As mentioned, there are two types of "NoMonitoring" alarms:

  • NoCollectd: Means Collectd is not able to send heartbeats. This may be caused by a stuck plugin or the service not running at all, please check the "collectd" service and the logs in "/var/log/collectd.log" to understand better the reason.
  • NoFlume: Means Flume is not listening for Collectd metrics in the host, please check the "flume-ng-agent-collectd" service and the logs in "/var/log/flume-ng-agent-collectd/flume-agent-collectd.log" to better understand the situation.

In case you are receiving these new alarms and the reason is not clear, please get in contact with the MONIT team via SNOW.

If you would just like to stop receiving this alarms, please assign 'ignore' as the "snow_functional_element" parameter when configuring the plugin in Hiera.

To avoid receiving no_monitoring alarms when draining/removing nodes, the best will be to mask the node in roger, setting the "app_alarmed" flag as "false". Please note that this will stop any non "Operating system, Hardware or Nocontact" alarm from being raised as a SNOW ticket.

Syslog

By default monitoring will gather certain syslog information and send it to the central infrastructure, this data will be available in monit-syslog.

Abrt

By default monitoring doesn't enable any notification related to abrt module, however as part of RHEL9+ and due to the fact abrt dissapears we are providing a small daemon that aims to replace the notification part based on journal-notify.

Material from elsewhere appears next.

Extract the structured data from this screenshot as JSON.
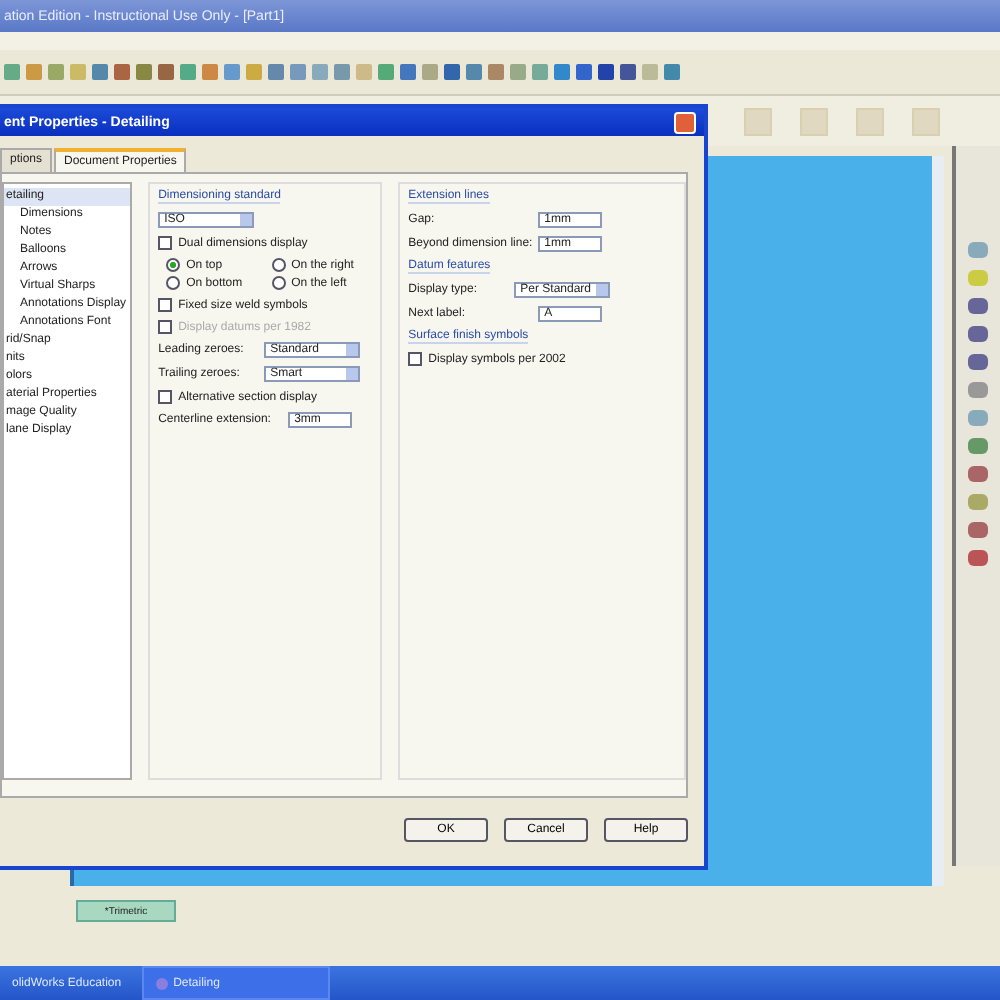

This component is disabled by default but it can be enabled by setting (please note that for the time being you will also need to include the monitoring module in your manifest as not yet part of base):

monitoring::enable_journal_notify: true

Which will then start producing emails to the owner of the machine for systemd-coredumps messages, the monitoring module comes with a Puppet definition for journal-notify so service managers can add their own ones with the configuration they will please.